The number to the left of the Filter icon indicates the number of sources included after applying the filters. If no filters are applied, this number is the total number of sources in the domain.
-
To remove a single filter, select the Filter icon, then select the black X next to the filter description, then select the Apply button. To remove all filters, select the Filter icon, then the Clear button, then the Apply button.
The following filter types are supported:
-
Metadata: used to exclude sources by their metadata values. By default, all sources have DateIndexed metadata. To apply DateIndexed metadata, select this field, select an operator, and select a date value by clicking on the calendar icon, then selecting the desired day.
-
Source IDs: used to select sources for inclusion by source ID. You can specify a single source ID or a comma-separated list of source IDs.
-
Source ID Range: used to select sources for inclusion by source ID. You can range of source IDs by specifying the from and to range values. The range is inclusive of these values.
-
External IDs: used to select sources for inclusion by their external IDs. For example, :SQL:1171:1171. You can specify a single ID or a comma-separated list of IDs. External source IDs are listed in the Sources listing.
-
SQL: used to select sources for inclusion by specifying an SQL query.
-
Indexing Results
You can access the Indexing Results tool in two ways:
-
From the Caché Management Portal System Explorer iKnow option. All iKnow domains exist within a specific namespace. Therefore, you must specify which namespace you wish to use from the list of available namespaces. A namespace must be iKnow-enabled before it can be used. Selecting an iKnow-enabled namespace displays the iKnow Indexing Results option.
-
From the iKnow Knowledge Portal Tools tab Indexing Results button. Once you have specified Data Locations and populated the domain with this data using the Build button, you can select Indexing Results to display how iKnow has indexed the data. This displays the Indexing Results window as a separate browser tab.
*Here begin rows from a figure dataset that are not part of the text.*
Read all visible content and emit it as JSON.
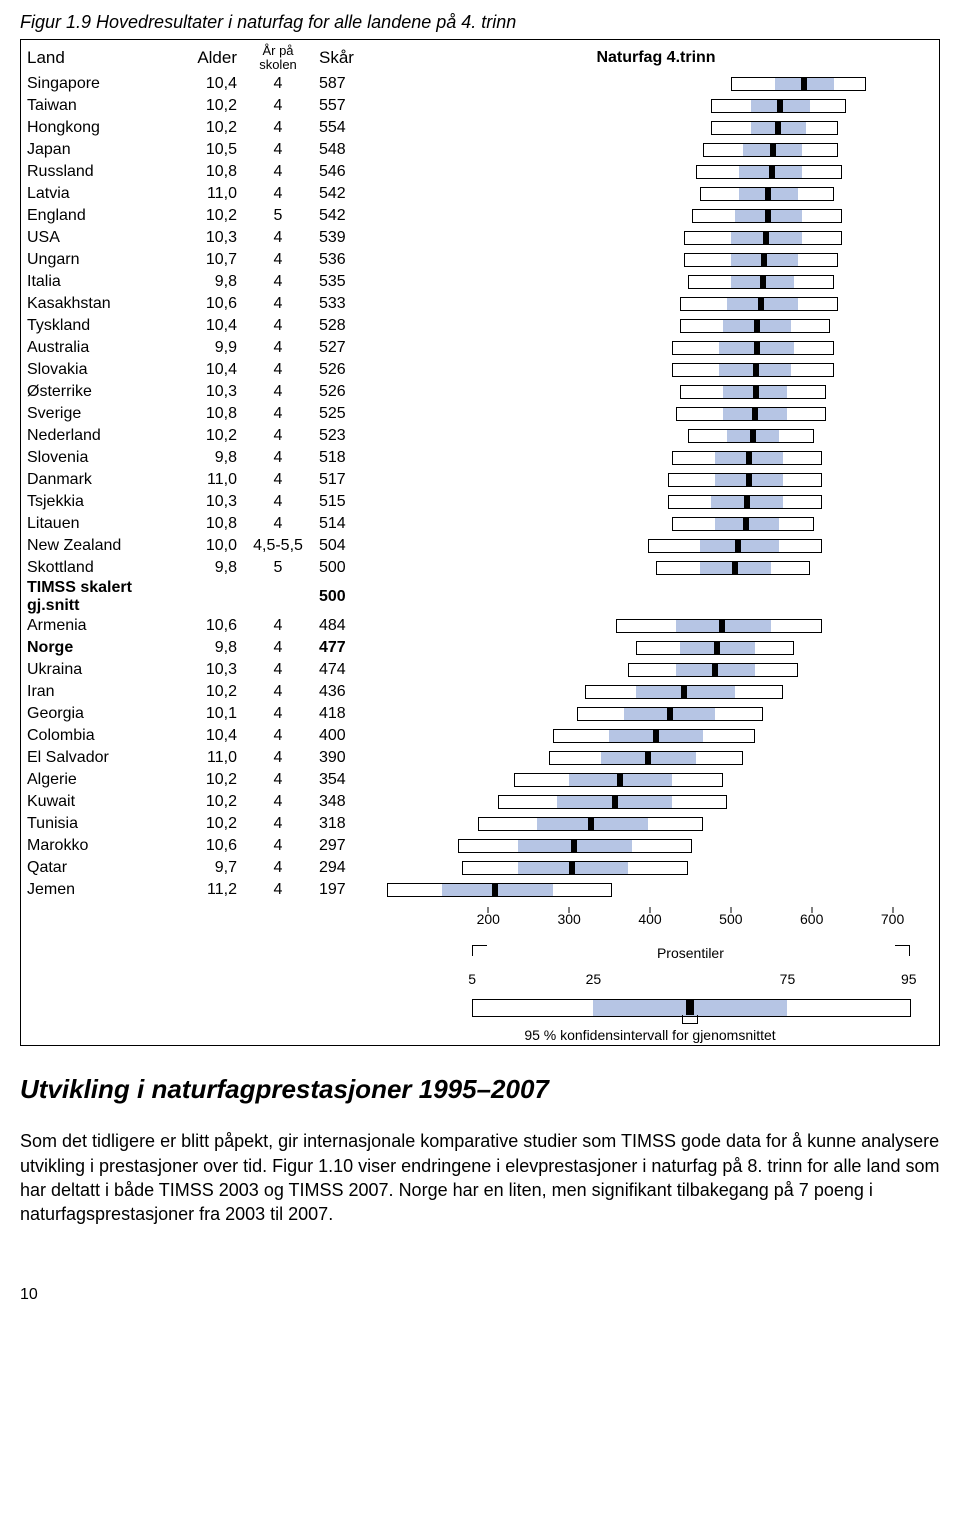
{
  "figure_title": "Figur 1.9 Hovedresultater i naturfag for alle landene på 4. trinn",
  "headers": {
    "land": "Land",
    "alder": "Alder",
    "skolen": "År på skolen",
    "skar": "Skår",
    "chart": "Naturfag 4.trinn"
  },
  "rows": [
    {
      "land": "Singapore",
      "alder": "10,4",
      "skolen": "4",
      "skar": 587,
      "p5": 495,
      "p25": 550,
      "p75": 625,
      "p95": 665,
      "bold": false
    },
    {
      "land": "Taiwan",
      "alder": "10,2",
      "skolen": "4",
      "skar": 557,
      "p5": 470,
      "p25": 520,
      "p75": 595,
      "p95": 640,
      "bold": false
    },
    {
      "land": "Hongkong",
      "alder": "10,2",
      "skolen": "4",
      "skar": 554,
      "p5": 470,
      "p25": 520,
      "p75": 590,
      "p95": 630,
      "bold": false
    },
    {
      "land": "Japan",
      "alder": "10,5",
      "skolen": "4",
      "skar": 548,
      "p5": 460,
      "p25": 510,
      "p75": 585,
      "p95": 630,
      "bold": false
    },
    {
      "land": "Russland",
      "alder": "10,8",
      "skolen": "4",
      "skar": 546,
      "p5": 450,
      "p25": 505,
      "p75": 585,
      "p95": 635,
      "bold": false
    },
    {
      "land": "Latvia",
      "alder": "11,0",
      "skolen": "4",
      "skar": 542,
      "p5": 455,
      "p25": 505,
      "p75": 580,
      "p95": 625,
      "bold": false
    },
    {
      "land": "England",
      "alder": "10,2",
      "skolen": "5",
      "skar": 542,
      "p5": 445,
      "p25": 500,
      "p75": 585,
      "p95": 635,
      "bold": false
    },
    {
      "land": "USA",
      "alder": "10,3",
      "skolen": "4",
      "skar": 539,
      "p5": 435,
      "p25": 495,
      "p75": 585,
      "p95": 635,
      "bold": false
    },
    {
      "land": "Ungarn",
      "alder": "10,7",
      "skolen": "4",
      "skar": 536,
      "p5": 435,
      "p25": 495,
      "p75": 580,
      "p95": 630,
      "bold": false
    },
    {
      "land": "Italia",
      "alder": "9,8",
      "skolen": "4",
      "skar": 535,
      "p5": 440,
      "p25": 495,
      "p75": 575,
      "p95": 625,
      "bold": false
    },
    {
      "land": "Kasakhstan",
      "alder": "10,6",
      "skolen": "4",
      "skar": 533,
      "p5": 430,
      "p25": 490,
      "p75": 580,
      "p95": 630,
      "bold": false
    },
    {
      "land": "Tyskland",
      "alder": "10,4",
      "skolen": "4",
      "skar": 528,
      "p5": 430,
      "p25": 485,
      "p75": 570,
      "p95": 620,
      "bold": false
    },
    {
      "land": "Australia",
      "alder": "9,9",
      "skolen": "4",
      "skar": 527,
      "p5": 420,
      "p25": 480,
      "p75": 575,
      "p95": 625,
      "bold": false
    },
    {
      "land": "Slovakia",
      "alder": "10,4",
      "skolen": "4",
      "skar": 526,
      "p5": 420,
      "p25": 480,
      "p75": 570,
      "p95": 625,
      "bold": false
    },
    {
      "land": "Østerrike",
      "alder": "10,3",
      "skolen": "4",
      "skar": 526,
      "p5": 430,
      "p25": 485,
      "p75": 565,
      "p95": 615,
      "bold": false
    },
    {
      "land": "Sverige",
      "alder": "10,8",
      "skolen": "4",
      "skar": 525,
      "p5": 425,
      "p25": 485,
      "p75": 565,
      "p95": 615,
      "bold": false
    },
    {
      "land": "Nederland",
      "alder": "10,2",
      "skolen": "4",
      "skar": 523,
      "p5": 440,
      "p25": 490,
      "p75": 555,
      "p95": 600,
      "bold": false
    },
    {
      "land": "Slovenia",
      "alder": "9,8",
      "skolen": "4",
      "skar": 518,
      "p5": 420,
      "p25": 475,
      "p75": 560,
      "p95": 610,
      "bold": false
    },
    {
      "land": "Danmark",
      "alder": "11,0",
      "skolen": "4",
      "skar": 517,
      "p5": 415,
      "p25": 475,
      "p75": 560,
      "p95": 610,
      "bold": false
    },
    {
      "land": "Tsjekkia",
      "alder": "10,3",
      "skolen": "4",
      "skar": 515,
      "p5": 415,
      "p25": 470,
      "p75": 560,
      "p95": 610,
      "bold": false
    },
    {
      "land": "Litauen",
      "alder": "10,8",
      "skolen": "4",
      "skar": 514,
      "p5": 420,
      "p25": 475,
      "p75": 555,
      "p95": 600,
      "bold": false
    },
    {
      "land": "New Zealand",
      "alder": "10,0",
      "skolen": "4,5-5,5",
      "skar": 504,
      "p5": 390,
      "p25": 455,
      "p75": 555,
      "p95": 610,
      "bold": false
    },
    {
      "land": "Skottland",
      "alder": "9,8",
      "skolen": "5",
      "skar": 500,
      "p5": 400,
      "p25": 455,
      "p75": 545,
      "p95": 595,
      "bold": false
    },
    {
      "land": "TIMSS skalert gj.snitt",
      "alder": "",
      "skolen": "",
      "skar": 500,
      "p5": null,
      "p25": null,
      "p75": null,
      "p95": null,
      "bold": true
    },
    {
      "land": "Armenia",
      "alder": "10,6",
      "skolen": "4",
      "skar": 484,
      "p5": 350,
      "p25": 425,
      "p75": 545,
      "p95": 610,
      "bold": false
    },
    {
      "land": "Norge",
      "alder": "9,8",
      "skolen": "4",
      "skar": 477,
      "p5": 375,
      "p25": 430,
      "p75": 525,
      "p95": 575,
      "bold": true
    },
    {
      "land": "Ukraina",
      "alder": "10,3",
      "skolen": "4",
      "skar": 474,
      "p5": 365,
      "p25": 425,
      "p75": 525,
      "p95": 580,
      "bold": false
    },
    {
      "land": "Iran",
      "alder": "10,2",
      "skolen": "4",
      "skar": 436,
      "p5": 310,
      "p25": 375,
      "p75": 500,
      "p95": 560,
      "bold": false
    },
    {
      "land": "Georgia",
      "alder": "10,1",
      "skolen": "4",
      "skar": 418,
      "p5": 300,
      "p25": 360,
      "p75": 475,
      "p95": 535,
      "bold": false
    },
    {
      "land": "Colombia",
      "alder": "10,4",
      "skolen": "4",
      "skar": 400,
      "p5": 270,
      "p25": 340,
      "p75": 460,
      "p95": 525,
      "bold": false
    },
    {
      "land": "El Salvador",
      "alder": "11,0",
      "skolen": "4",
      "skar": 390,
      "p5": 265,
      "p25": 330,
      "p75": 450,
      "p95": 510,
      "bold": false
    },
    {
      "land": "Algerie",
      "alder": "10,2",
      "skolen": "4",
      "skar": 354,
      "p5": 220,
      "p25": 290,
      "p75": 420,
      "p95": 485,
      "bold": false
    },
    {
      "land": "Kuwait",
      "alder": "10,2",
      "skolen": "4",
      "skar": 348,
      "p5": 200,
      "p25": 275,
      "p75": 420,
      "p95": 490,
      "bold": false
    },
    {
      "land": "Tunisia",
      "alder": "10,2",
      "skolen": "4",
      "skar": 318,
      "p5": 175,
      "p25": 250,
      "p75": 390,
      "p95": 460,
      "bold": false
    },
    {
      "land": "Marokko",
      "alder": "10,6",
      "skolen": "4",
      "skar": 297,
      "p5": 150,
      "p25": 225,
      "p75": 370,
      "p95": 445,
      "bold": false
    },
    {
      "land": "Qatar",
      "alder": "9,7",
      "skolen": "4",
      "skar": 294,
      "p5": 155,
      "p25": 225,
      "p75": 365,
      "p95": 440,
      "bold": false
    },
    {
      "land": "Jemen",
      "alder": "11,2",
      "skolen": "4",
      "skar": 197,
      "p5": 60,
      "p25": 130,
      "p75": 270,
      "p95": 345,
      "bold": false
    }
  ],
  "axis": {
    "min": 50,
    "max": 750,
    "ticks": [
      200,
      300,
      400,
      500,
      600,
      700
    ]
  },
  "legend": {
    "percentiles_label": "Prosentiler",
    "pticks": [
      5,
      25,
      75,
      95
    ],
    "ci_text": "95 % konfidensintervall for gjenomsnittet",
    "bar": {
      "p5": 180,
      "p25": 330,
      "mean": 450,
      "p75": 570,
      "p95": 720,
      "range_min": 50,
      "range_max": 750
    }
  },
  "section_title": "Utvikling i naturfagprestasjoner 1995–2007",
  "paragraph": "Som det tidligere er blitt påpekt, gir internasjonale komparative studier som TIMSS gode data for å kunne analysere utvikling i prestasjoner over tid. Figur 1.10 viser endringene i elevprestasjoner i naturfag på 8. trinn for alle land som har deltatt i både TIMSS 2003 og TIMSS 2007. Norge har en liten, men signifikant tilbakegang på 7 poeng i naturfagsprestasjoner fra 2003 til 2007.",
  "page_number": "10"
}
At the top left of the Indexing Results window is a drop-down list that shows the sources loaded into the domain. (The domain is shown in the drop-down list at the top right.) Select a data source from the drop-down list, then press the manual input button.
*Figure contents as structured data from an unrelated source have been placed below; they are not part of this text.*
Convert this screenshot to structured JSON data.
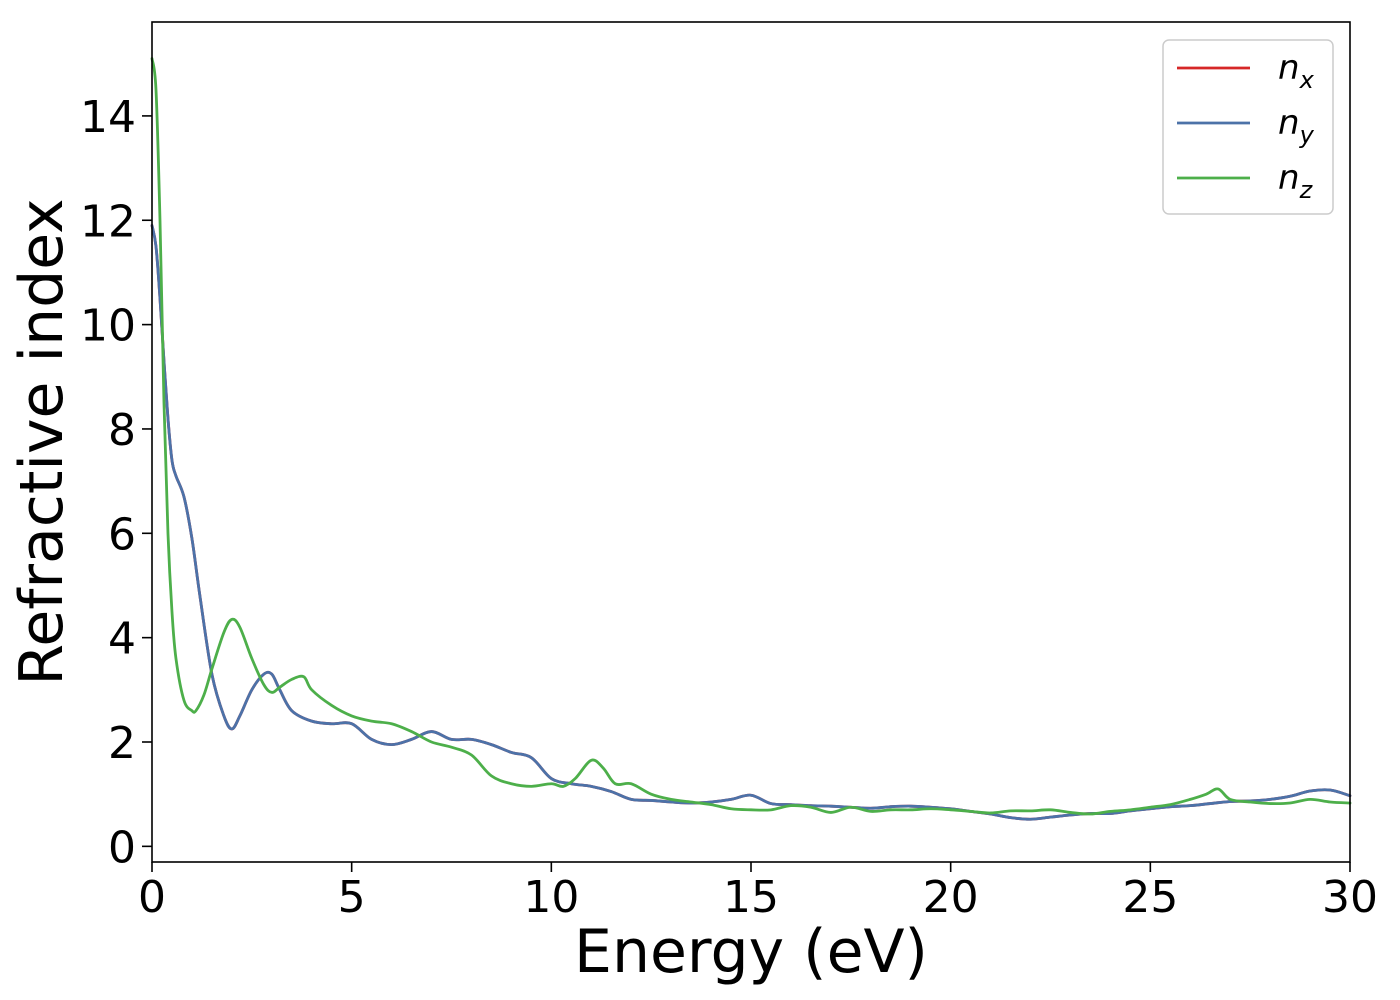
{
  "chart_data": {
    "type": "line",
    "title": "",
    "xlabel": "Energy (eV)",
    "ylabel": "Refractive index",
    "xlim": [
      0,
      30
    ],
    "ylim": [
      -0.3,
      15.8
    ],
    "xticks": [
      0,
      5,
      10,
      15,
      20,
      25,
      30
    ],
    "yticks": [
      0,
      2,
      4,
      6,
      8,
      10,
      12,
      14
    ],
    "grid": false,
    "legend_position": "top-right",
    "series": [
      {
        "name": "n",
        "subscript": "x",
        "color": "#d62728",
        "x": [
          0,
          0.1,
          0.2,
          0.3,
          0.4,
          0.5,
          0.6,
          0.8,
          1.0,
          1.2,
          1.5,
          1.8,
          2.0,
          2.2,
          2.5,
          2.8,
          3.0,
          3.2,
          3.5,
          4.0,
          4.5,
          5.0,
          5.5,
          6.0,
          6.5,
          7.0,
          7.5,
          8.0,
          8.5,
          9.0,
          9.5,
          10.0,
          10.5,
          11.0,
          11.5,
          12.0,
          12.5,
          13.0,
          13.5,
          14.0,
          14.5,
          15.0,
          15.5,
          16.0,
          16.5,
          17.0,
          17.5,
          18.0,
          18.5,
          19.0,
          19.5,
          20.0,
          20.5,
          21.0,
          21.5,
          22.0,
          22.5,
          23.0,
          23.5,
          24.0,
          24.5,
          25.0,
          25.5,
          26.0,
          26.5,
          27.0,
          27.5,
          28.0,
          28.5,
          29.0,
          29.5,
          30.0
        ],
        "values": [
          11.9,
          11.5,
          10.5,
          9.3,
          8.2,
          7.4,
          7.1,
          6.7,
          5.9,
          4.8,
          3.3,
          2.5,
          2.25,
          2.5,
          3.0,
          3.3,
          3.3,
          3.0,
          2.6,
          2.4,
          2.35,
          2.35,
          2.05,
          1.95,
          2.05,
          2.2,
          2.05,
          2.05,
          1.95,
          1.8,
          1.7,
          1.3,
          1.2,
          1.15,
          1.05,
          0.9,
          0.88,
          0.85,
          0.83,
          0.85,
          0.9,
          0.98,
          0.82,
          0.8,
          0.78,
          0.77,
          0.75,
          0.73,
          0.76,
          0.77,
          0.75,
          0.72,
          0.67,
          0.62,
          0.55,
          0.52,
          0.56,
          0.6,
          0.63,
          0.63,
          0.68,
          0.72,
          0.76,
          0.78,
          0.82,
          0.86,
          0.87,
          0.9,
          0.96,
          1.06,
          1.08,
          0.97
        ]
      },
      {
        "name": "n",
        "subscript": "y",
        "color": "#4c72a8",
        "x": [
          0,
          0.1,
          0.2,
          0.3,
          0.4,
          0.5,
          0.6,
          0.8,
          1.0,
          1.2,
          1.5,
          1.8,
          2.0,
          2.2,
          2.5,
          2.8,
          3.0,
          3.2,
          3.5,
          4.0,
          4.5,
          5.0,
          5.5,
          6.0,
          6.5,
          7.0,
          7.5,
          8.0,
          8.5,
          9.0,
          9.5,
          10.0,
          10.5,
          11.0,
          11.5,
          12.0,
          12.5,
          13.0,
          13.5,
          14.0,
          14.5,
          15.0,
          15.5,
          16.0,
          16.5,
          17.0,
          17.5,
          18.0,
          18.5,
          19.0,
          19.5,
          20.0,
          20.5,
          21.0,
          21.5,
          22.0,
          22.5,
          23.0,
          23.5,
          24.0,
          24.5,
          25.0,
          25.5,
          26.0,
          26.5,
          27.0,
          27.5,
          28.0,
          28.5,
          29.0,
          29.5,
          30.0
        ],
        "values": [
          11.9,
          11.5,
          10.5,
          9.3,
          8.2,
          7.4,
          7.1,
          6.7,
          5.9,
          4.8,
          3.3,
          2.5,
          2.25,
          2.5,
          3.0,
          3.3,
          3.3,
          3.0,
          2.6,
          2.4,
          2.35,
          2.35,
          2.05,
          1.95,
          2.05,
          2.2,
          2.05,
          2.05,
          1.95,
          1.8,
          1.7,
          1.3,
          1.2,
          1.15,
          1.05,
          0.9,
          0.88,
          0.85,
          0.83,
          0.85,
          0.9,
          0.98,
          0.82,
          0.8,
          0.78,
          0.77,
          0.75,
          0.73,
          0.76,
          0.77,
          0.75,
          0.72,
          0.67,
          0.62,
          0.55,
          0.52,
          0.56,
          0.6,
          0.63,
          0.63,
          0.68,
          0.72,
          0.76,
          0.78,
          0.82,
          0.86,
          0.87,
          0.9,
          0.96,
          1.06,
          1.08,
          0.97
        ]
      },
      {
        "name": "n",
        "subscript": "z",
        "color": "#4daf4a",
        "x": [
          0,
          0.1,
          0.2,
          0.3,
          0.4,
          0.5,
          0.6,
          0.8,
          1.0,
          1.1,
          1.3,
          1.5,
          1.8,
          2.0,
          2.2,
          2.5,
          2.8,
          3.0,
          3.2,
          3.5,
          3.8,
          4.0,
          4.5,
          5.0,
          5.5,
          6.0,
          6.5,
          7.0,
          7.5,
          8.0,
          8.5,
          9.0,
          9.5,
          10.0,
          10.3,
          10.6,
          11.0,
          11.3,
          11.6,
          12.0,
          12.5,
          13.0,
          13.5,
          14.0,
          14.5,
          15.0,
          15.5,
          16.0,
          16.5,
          17.0,
          17.5,
          18.0,
          18.5,
          19.0,
          19.5,
          20.0,
          20.5,
          21.0,
          21.5,
          22.0,
          22.5,
          23.0,
          23.5,
          24.0,
          24.5,
          25.0,
          25.5,
          26.0,
          26.4,
          26.7,
          27.0,
          27.5,
          28.0,
          28.5,
          29.0,
          29.5,
          30.0
        ],
        "values": [
          15.1,
          14.5,
          12.0,
          8.5,
          6.0,
          4.5,
          3.6,
          2.8,
          2.6,
          2.6,
          2.9,
          3.4,
          4.1,
          4.35,
          4.2,
          3.6,
          3.1,
          2.95,
          3.05,
          3.2,
          3.25,
          3.0,
          2.7,
          2.5,
          2.4,
          2.35,
          2.2,
          2.0,
          1.9,
          1.75,
          1.35,
          1.2,
          1.15,
          1.2,
          1.15,
          1.3,
          1.65,
          1.5,
          1.2,
          1.2,
          1.0,
          0.9,
          0.85,
          0.8,
          0.72,
          0.7,
          0.7,
          0.78,
          0.75,
          0.65,
          0.75,
          0.67,
          0.7,
          0.7,
          0.72,
          0.7,
          0.67,
          0.64,
          0.68,
          0.68,
          0.7,
          0.65,
          0.62,
          0.67,
          0.7,
          0.75,
          0.8,
          0.9,
          1.0,
          1.1,
          0.9,
          0.85,
          0.82,
          0.83,
          0.9,
          0.85,
          0.83
        ]
      }
    ]
  }
}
This displays three listings: Indexed Sentences, Concepts, and CRCs
Indexed Sentences
The sentences in the source are listed in order, one sentence per line, with iKnow indexing indicated by highlighting. The sentence text is highlighted as follows:
-
Yellow: a concept.
-
Underlined: a relation.
-
Italic: a non-relevant word.
-
Red: a negation attribute phrase. The negation word is enclosed in a red box; multi-word negation terms (such as “was not”) are shown with each word enclosed in a red box. The concepts and relations included in the negation phrase are shown with their appropriate highlighting (yellow highlighting or underlining), with the text of the phrase shown in red. Non-relevants within the phrase are not shown in red.
Concepts and CRCs
The Indexing Results displays two listings, one of all concepts in the source, one of all of the CRCs in the source
-
Concepts in the source in descending order.
-
CRCs in the source highlighted (as above) to indicate concepts and relations, in descending order. Note that the CRCs listings do not indicate negation attributes, and do not include non-relevant words.
The sort by buttons at the top of the window allow you to toggle the Concepts and CRCs listings to display either frequency counts or dominance values in descending order.
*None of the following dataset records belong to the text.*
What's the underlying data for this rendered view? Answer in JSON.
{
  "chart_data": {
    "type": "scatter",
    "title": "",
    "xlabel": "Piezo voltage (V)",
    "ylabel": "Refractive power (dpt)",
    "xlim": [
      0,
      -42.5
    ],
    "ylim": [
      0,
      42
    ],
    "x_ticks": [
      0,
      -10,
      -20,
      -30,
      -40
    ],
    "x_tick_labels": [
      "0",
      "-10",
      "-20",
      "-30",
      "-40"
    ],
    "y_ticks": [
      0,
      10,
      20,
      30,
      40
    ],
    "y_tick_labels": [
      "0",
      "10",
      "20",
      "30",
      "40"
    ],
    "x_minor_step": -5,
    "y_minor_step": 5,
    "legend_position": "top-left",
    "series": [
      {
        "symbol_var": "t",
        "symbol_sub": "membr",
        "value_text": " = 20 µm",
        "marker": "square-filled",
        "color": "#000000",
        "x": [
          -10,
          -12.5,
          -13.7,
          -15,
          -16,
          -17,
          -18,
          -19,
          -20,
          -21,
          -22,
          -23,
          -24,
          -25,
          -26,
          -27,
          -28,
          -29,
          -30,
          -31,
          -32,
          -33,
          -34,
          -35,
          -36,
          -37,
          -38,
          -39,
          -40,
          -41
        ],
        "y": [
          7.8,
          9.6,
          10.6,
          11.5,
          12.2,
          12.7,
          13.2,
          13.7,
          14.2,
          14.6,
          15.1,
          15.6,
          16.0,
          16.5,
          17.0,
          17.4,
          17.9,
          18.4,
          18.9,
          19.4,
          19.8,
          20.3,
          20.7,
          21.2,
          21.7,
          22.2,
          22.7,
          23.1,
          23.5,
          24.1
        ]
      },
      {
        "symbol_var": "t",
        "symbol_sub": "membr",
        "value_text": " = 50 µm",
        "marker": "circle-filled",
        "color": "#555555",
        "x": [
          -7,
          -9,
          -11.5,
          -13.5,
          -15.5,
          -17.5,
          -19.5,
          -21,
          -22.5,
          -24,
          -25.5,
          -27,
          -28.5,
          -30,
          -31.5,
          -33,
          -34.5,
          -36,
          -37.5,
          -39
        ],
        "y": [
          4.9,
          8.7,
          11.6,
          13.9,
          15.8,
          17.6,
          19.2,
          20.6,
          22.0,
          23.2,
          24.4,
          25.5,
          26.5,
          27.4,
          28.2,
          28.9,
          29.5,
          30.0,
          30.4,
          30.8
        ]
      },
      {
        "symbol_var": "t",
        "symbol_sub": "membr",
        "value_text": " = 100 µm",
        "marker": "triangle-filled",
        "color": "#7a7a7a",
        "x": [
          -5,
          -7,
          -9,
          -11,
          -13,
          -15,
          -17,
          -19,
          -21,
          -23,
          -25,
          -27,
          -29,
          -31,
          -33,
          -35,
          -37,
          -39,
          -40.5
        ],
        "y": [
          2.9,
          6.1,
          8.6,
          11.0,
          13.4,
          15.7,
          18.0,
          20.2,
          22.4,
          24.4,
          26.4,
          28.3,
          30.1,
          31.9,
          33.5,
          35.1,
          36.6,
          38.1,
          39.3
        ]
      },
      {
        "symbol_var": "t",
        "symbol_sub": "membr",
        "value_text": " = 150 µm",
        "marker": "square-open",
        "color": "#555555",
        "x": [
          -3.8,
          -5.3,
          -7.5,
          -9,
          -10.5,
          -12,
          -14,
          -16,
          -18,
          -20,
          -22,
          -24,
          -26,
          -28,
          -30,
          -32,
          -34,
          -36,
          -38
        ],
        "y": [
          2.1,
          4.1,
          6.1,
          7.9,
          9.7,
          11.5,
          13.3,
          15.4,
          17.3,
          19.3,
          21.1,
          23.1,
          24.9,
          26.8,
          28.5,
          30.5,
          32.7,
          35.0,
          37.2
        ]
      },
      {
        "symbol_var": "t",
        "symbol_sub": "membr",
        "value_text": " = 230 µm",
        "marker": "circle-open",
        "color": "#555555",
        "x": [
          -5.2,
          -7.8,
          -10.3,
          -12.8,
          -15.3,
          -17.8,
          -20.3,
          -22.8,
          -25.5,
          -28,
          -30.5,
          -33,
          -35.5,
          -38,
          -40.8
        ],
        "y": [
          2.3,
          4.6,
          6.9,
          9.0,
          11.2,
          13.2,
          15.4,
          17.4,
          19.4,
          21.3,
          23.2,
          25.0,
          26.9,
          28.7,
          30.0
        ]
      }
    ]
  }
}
In the Concepts listing, the most dominant concept(s) are given a dominance of 1000. Less dominant concepts are given smaller integer values, with larger sources tending to have lower least-dominant values. For example, a source containing 25 concepts might have a dominance range between 1000 and 83; a source containing 300 concepts might have a dominance range between 1000 and 2.
If Japanese is the only language supported for the domain, the Indexing Results display substitutes a single Entities listing for the Concepts and CRCs listings.